Paper 2025/395

Provably Secure Approximate Computation Protocols from CKKS

Abstract

Secure multi-party computation (MPC) enables collaborative, privacy-preserving computation over private inputs. Advances in homomorphic encryption (HE), particularly the CKKS scheme, have made secure computation practical, making it well-suited for real-world applications involving approximate computations. However, the inherent approximation errors in CKKS present significant challenges in developing MPC protocols. This paper investigates the problem of secure approximate MPC from CKKS. We first analyze CKKS-based protocols in two-party setting. When only one party holds a private input and the other party acts as an evaluator, a simple protocol with the noise smudging technique on the encryptor's side achieves security in the standard manner. When both parties have private inputs, we demonstrate that the protocol incorporating independent errors from each party achieves a relaxed standard security notion, referred to as a liberal security. Nevertheless, such a protocol fails to satisfy the standard security definition.
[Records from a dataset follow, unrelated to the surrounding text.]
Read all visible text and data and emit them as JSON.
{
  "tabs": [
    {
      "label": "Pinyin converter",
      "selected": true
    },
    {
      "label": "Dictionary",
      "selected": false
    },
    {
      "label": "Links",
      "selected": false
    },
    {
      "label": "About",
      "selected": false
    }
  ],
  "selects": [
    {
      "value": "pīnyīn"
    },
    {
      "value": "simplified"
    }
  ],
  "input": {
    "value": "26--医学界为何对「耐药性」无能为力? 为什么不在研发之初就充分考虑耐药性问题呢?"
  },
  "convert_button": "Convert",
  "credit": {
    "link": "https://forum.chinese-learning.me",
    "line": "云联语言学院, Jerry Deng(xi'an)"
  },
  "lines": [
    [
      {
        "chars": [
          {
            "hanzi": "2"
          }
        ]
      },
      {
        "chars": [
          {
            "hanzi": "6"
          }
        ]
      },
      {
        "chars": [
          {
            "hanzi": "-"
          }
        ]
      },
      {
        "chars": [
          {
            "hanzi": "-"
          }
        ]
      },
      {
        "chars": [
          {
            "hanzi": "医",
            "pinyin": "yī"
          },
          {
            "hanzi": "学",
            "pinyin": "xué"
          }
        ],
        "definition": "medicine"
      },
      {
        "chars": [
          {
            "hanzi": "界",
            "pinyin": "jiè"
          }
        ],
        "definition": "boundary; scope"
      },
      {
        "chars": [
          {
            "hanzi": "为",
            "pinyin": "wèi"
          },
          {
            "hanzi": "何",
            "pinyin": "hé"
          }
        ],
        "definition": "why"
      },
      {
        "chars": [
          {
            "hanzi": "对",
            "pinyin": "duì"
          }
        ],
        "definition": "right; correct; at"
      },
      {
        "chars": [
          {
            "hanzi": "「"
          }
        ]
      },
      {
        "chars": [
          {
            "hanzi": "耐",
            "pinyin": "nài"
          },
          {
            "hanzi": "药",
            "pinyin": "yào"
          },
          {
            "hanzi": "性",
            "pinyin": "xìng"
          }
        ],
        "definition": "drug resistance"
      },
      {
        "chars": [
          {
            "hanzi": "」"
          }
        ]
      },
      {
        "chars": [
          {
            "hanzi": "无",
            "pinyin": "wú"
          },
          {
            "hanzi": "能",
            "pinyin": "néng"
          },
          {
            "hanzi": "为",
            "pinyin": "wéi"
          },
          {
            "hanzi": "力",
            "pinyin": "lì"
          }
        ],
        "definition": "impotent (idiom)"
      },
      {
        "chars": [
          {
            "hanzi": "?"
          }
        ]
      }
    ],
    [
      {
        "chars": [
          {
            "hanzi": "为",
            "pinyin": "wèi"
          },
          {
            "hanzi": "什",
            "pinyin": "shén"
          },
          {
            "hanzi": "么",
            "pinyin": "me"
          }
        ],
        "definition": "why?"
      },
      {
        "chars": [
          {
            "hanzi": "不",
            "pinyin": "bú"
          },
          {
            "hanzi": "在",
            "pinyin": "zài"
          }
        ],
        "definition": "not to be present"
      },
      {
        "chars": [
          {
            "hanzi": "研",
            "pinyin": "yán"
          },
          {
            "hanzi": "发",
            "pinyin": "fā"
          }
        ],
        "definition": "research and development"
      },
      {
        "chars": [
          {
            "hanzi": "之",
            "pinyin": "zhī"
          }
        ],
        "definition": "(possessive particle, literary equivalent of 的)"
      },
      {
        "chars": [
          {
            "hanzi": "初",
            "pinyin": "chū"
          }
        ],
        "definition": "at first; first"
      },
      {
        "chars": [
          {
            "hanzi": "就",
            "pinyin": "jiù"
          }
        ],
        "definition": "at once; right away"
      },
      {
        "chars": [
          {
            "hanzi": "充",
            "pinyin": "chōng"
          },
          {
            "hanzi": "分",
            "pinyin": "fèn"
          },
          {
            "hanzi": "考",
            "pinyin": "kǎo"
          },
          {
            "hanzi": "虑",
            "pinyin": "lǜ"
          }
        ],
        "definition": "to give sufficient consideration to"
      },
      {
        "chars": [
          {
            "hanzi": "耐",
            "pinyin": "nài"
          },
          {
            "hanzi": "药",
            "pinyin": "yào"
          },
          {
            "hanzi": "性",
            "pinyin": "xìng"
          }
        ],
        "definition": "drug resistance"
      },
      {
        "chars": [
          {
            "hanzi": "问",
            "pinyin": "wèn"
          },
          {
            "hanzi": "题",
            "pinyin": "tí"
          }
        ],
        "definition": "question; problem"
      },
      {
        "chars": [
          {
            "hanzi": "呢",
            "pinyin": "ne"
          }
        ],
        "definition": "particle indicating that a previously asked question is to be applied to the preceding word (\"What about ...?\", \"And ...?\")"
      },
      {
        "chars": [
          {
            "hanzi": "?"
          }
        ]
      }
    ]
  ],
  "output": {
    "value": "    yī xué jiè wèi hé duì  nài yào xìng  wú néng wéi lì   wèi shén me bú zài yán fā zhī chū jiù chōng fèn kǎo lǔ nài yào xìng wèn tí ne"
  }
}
To address this limitation, we propose a novel protocol that employs a distributed sampling approach to generate smudging noise in a secure manner, which satisfies the standard security definition. Finally, we extend the two-party protocols to the multi-party setting. Since the existing threshold CKKS-based MPC protocol only satisfies the liberal security, we present a novel multi-party protocol achieving the standard security by applying multi-party distributed sampling of a smudging error. For all the proposed protocols, we formally define the functionalities and provide rigorous security analysis within the simulation-based security framework. To the best of our knowledge, this is the first work to explicitly define the functionality of CKKS-based approximate MPC and achieve formal security guarantees.